The idea that a slip and fall could lead to severe injuries surprises some people. After all, our culture tends to treat these kinds of incidents like a joke or a momentary inconvenience, not a real source of risk and injury.

However, slipping and falling can easily result in head injuries, broken bones or other severe injuries that could cost thousands in medical care and even prevent someone from working. Most of the time, a slip-and-fall incident will fall under the umbrella of premises liability claims, meaning that they relate to the risk a business or individual incurs when they allow others onto their property.

When can you bring a claim against someone for injuries you suffered in a slip and fall?

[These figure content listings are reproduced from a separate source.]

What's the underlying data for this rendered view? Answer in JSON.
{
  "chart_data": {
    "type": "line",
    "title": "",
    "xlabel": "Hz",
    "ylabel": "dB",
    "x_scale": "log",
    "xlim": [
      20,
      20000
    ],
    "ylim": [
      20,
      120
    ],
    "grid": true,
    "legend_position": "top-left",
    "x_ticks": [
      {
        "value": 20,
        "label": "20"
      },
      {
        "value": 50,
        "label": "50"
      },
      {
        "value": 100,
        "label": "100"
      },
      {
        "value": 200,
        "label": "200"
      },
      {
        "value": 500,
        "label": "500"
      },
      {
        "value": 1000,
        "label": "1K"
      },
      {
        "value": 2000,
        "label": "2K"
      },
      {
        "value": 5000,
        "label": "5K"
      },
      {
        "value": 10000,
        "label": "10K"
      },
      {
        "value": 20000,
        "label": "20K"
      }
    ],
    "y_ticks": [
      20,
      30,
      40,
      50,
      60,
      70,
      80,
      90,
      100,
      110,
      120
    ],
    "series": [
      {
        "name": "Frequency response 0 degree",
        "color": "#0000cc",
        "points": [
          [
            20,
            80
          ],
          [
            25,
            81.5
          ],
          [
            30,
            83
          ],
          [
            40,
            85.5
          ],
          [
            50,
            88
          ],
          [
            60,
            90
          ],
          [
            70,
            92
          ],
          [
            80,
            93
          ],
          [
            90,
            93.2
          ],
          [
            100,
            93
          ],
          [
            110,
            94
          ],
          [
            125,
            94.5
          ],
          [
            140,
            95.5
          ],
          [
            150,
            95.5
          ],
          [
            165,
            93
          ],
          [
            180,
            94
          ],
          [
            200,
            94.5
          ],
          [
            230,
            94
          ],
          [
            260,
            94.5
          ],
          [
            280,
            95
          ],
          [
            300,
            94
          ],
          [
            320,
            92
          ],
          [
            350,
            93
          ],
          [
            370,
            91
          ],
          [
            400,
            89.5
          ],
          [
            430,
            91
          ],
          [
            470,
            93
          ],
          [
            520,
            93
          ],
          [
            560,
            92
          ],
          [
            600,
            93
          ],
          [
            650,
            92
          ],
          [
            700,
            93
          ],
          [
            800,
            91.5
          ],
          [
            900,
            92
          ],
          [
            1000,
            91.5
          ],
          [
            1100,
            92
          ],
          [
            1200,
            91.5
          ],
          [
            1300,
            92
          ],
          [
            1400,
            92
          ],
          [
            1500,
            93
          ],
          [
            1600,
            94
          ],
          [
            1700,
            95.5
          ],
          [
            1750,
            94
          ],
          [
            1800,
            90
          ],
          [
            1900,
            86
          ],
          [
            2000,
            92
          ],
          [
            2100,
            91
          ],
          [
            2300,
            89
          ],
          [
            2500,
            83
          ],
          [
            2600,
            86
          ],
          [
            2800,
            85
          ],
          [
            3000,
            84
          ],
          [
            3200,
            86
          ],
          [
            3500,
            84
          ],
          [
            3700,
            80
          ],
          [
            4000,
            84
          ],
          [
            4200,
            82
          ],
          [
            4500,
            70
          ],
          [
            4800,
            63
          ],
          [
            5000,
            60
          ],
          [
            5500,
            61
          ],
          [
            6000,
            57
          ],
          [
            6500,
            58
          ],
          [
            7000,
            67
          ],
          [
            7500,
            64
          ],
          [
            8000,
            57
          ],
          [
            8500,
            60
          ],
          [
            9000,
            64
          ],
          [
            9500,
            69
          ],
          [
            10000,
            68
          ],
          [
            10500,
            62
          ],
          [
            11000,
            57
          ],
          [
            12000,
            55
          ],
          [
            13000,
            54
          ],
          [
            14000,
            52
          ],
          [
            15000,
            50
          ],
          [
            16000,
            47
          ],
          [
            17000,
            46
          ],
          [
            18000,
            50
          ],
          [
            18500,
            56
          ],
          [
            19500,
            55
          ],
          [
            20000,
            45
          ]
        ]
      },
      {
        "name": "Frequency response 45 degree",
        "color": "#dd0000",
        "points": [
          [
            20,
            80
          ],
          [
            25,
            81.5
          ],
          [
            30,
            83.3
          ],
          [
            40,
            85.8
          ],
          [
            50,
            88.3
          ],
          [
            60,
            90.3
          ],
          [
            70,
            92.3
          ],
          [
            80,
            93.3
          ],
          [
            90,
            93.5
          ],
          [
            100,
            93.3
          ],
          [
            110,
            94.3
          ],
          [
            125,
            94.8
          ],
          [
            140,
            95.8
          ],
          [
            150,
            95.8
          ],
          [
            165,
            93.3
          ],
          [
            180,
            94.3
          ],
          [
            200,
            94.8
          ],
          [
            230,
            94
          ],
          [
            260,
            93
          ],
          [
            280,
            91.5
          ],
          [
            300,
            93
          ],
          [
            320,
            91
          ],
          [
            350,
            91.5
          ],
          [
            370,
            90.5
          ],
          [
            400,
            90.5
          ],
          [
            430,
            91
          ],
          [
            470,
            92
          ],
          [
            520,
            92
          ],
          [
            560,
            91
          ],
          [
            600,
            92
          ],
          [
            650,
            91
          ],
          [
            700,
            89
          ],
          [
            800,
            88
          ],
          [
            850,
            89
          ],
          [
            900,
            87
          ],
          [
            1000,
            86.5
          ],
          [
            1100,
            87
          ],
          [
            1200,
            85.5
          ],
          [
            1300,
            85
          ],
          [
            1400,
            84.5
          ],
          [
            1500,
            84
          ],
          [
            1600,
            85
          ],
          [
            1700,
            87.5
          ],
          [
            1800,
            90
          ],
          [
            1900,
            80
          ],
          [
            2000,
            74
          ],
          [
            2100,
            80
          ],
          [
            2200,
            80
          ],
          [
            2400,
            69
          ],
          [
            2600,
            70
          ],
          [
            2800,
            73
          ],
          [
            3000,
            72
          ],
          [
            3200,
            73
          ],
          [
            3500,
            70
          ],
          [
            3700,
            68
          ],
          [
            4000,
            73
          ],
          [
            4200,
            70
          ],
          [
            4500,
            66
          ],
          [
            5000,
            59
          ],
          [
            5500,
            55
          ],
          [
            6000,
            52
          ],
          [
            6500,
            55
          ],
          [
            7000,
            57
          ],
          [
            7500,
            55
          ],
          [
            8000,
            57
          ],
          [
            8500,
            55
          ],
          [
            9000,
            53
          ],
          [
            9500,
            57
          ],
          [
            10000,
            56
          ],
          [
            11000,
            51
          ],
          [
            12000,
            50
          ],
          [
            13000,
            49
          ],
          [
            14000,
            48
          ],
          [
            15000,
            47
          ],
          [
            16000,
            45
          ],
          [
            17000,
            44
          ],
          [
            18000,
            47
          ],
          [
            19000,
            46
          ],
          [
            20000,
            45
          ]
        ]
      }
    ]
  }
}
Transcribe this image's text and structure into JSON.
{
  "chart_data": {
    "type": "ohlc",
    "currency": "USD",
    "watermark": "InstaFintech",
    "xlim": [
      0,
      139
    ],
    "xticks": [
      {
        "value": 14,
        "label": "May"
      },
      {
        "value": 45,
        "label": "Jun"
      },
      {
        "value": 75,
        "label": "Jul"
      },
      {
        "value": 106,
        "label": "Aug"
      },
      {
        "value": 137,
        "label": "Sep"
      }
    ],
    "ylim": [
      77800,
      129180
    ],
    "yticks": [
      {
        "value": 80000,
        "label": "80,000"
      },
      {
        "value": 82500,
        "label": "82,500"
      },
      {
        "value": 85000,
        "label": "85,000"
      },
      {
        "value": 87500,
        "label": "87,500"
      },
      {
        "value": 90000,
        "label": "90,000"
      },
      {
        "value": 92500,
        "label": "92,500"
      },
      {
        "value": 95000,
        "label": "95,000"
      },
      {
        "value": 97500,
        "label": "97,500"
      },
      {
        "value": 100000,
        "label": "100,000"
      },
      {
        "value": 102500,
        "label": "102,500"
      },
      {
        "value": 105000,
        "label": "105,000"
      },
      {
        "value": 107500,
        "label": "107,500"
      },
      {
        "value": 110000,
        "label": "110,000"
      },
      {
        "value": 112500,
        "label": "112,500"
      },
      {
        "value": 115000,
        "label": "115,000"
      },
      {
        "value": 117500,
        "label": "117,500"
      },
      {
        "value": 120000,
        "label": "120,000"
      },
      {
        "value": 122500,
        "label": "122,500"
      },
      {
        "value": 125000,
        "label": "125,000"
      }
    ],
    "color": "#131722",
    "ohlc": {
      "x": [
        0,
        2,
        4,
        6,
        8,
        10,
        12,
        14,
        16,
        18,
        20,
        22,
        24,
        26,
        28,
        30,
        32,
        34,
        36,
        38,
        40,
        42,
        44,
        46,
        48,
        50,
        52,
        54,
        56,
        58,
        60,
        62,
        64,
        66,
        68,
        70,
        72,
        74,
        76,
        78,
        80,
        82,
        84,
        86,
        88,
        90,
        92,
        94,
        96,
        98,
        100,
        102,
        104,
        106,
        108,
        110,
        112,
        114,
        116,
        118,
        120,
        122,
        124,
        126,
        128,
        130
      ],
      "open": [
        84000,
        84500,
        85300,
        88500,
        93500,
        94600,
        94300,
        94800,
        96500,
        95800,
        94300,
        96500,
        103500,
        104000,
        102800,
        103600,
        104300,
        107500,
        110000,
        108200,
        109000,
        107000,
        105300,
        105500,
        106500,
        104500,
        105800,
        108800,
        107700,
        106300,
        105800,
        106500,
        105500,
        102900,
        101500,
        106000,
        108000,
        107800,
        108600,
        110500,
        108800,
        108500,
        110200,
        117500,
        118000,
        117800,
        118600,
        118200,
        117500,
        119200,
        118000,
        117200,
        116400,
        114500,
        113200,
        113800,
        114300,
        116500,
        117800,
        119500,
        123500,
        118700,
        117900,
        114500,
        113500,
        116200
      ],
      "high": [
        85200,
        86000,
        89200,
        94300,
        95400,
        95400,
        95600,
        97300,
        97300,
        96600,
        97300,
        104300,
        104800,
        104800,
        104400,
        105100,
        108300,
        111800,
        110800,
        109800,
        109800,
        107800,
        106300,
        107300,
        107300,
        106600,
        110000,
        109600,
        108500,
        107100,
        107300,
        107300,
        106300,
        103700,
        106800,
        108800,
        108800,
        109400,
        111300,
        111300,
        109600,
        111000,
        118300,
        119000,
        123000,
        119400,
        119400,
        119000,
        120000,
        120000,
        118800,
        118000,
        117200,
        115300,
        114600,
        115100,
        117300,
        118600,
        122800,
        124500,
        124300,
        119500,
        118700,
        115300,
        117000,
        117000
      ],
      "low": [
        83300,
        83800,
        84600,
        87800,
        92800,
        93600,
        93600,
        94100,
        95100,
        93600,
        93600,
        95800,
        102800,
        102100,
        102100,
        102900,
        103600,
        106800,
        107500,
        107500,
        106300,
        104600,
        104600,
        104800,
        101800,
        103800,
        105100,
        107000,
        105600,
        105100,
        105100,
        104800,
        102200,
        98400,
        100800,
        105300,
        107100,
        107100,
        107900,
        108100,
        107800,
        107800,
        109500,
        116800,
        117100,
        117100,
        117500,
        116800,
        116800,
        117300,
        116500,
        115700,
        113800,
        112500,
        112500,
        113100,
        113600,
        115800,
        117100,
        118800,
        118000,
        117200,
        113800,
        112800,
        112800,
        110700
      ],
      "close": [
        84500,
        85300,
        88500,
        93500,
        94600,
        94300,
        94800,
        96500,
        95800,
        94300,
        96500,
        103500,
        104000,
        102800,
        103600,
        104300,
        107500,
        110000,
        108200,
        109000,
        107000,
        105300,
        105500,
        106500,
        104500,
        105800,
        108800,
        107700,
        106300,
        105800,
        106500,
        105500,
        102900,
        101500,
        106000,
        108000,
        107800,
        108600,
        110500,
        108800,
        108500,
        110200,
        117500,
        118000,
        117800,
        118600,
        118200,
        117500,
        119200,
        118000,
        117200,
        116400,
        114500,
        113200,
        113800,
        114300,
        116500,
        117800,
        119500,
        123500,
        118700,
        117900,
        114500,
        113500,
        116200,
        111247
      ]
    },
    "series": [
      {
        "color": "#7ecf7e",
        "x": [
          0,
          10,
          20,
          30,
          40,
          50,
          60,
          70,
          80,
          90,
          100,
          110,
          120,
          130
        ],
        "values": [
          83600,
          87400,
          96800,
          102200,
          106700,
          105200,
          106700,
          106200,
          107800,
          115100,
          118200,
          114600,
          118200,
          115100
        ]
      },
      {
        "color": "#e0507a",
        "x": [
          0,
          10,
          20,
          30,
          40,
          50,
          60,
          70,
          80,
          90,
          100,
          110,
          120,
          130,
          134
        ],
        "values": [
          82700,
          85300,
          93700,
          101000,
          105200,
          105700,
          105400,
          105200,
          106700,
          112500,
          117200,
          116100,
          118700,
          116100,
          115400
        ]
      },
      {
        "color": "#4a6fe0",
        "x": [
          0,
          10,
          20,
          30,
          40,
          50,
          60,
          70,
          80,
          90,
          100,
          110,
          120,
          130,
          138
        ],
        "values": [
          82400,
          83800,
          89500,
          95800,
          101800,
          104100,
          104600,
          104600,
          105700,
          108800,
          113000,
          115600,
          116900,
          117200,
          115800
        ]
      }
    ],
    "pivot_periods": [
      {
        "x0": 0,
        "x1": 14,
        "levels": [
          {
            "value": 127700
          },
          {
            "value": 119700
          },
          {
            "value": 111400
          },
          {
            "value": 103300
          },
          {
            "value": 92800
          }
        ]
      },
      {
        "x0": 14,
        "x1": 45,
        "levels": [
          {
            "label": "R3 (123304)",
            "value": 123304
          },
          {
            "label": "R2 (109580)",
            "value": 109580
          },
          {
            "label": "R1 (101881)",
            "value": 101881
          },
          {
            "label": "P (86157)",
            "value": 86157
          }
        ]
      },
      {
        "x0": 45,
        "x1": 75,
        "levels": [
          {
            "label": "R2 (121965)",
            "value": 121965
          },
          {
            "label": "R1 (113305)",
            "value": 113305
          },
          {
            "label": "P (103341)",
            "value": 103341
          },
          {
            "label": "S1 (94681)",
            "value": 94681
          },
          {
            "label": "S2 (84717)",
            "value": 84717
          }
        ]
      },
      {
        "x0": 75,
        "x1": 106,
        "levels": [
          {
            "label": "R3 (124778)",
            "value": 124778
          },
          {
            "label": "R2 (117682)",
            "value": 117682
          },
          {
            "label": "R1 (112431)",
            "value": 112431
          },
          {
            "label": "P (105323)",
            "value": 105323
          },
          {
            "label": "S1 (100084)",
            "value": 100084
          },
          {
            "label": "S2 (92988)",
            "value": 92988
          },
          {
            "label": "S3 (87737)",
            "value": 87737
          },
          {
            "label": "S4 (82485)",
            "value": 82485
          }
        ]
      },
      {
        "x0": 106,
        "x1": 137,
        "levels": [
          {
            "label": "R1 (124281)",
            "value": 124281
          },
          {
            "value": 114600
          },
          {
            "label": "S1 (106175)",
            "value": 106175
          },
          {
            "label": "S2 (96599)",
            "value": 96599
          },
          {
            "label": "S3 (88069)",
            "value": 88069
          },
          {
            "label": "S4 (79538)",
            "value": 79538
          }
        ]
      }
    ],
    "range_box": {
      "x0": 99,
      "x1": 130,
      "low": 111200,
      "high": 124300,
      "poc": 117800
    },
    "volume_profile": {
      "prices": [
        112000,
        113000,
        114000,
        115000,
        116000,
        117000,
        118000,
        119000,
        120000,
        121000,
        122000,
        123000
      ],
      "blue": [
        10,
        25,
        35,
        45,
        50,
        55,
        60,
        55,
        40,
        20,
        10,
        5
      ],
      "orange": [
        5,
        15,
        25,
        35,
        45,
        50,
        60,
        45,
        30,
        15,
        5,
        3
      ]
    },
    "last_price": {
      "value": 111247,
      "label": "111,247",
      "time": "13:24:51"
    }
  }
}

You have to show that negligence or default contributed to your injury

There are situations that truly constitute accidents, which means that no one has direct responsibility for the outcome. Those hurt in an accident where there isn’t obvious fault may not have grounds to bring a claim. However, many times, a slip and fall will result from negligence on the part of a property owner.

For example, they may know that a refrigeration unit leaks condensation onto the floor but have chosen not to repair or upgrade the system due to the expense. They may have minimized the staff members on shift, which means there’s no one there to mop the front entrance when people track in precipitation from outside or spill items somewhere within the facility.

If you can show that proper maintenance, cleaning or signage would likely have prevented you from getting hurt, you may have grounds to bring a slip-and-fall-related premises liability claim against the business where you suffered your injury.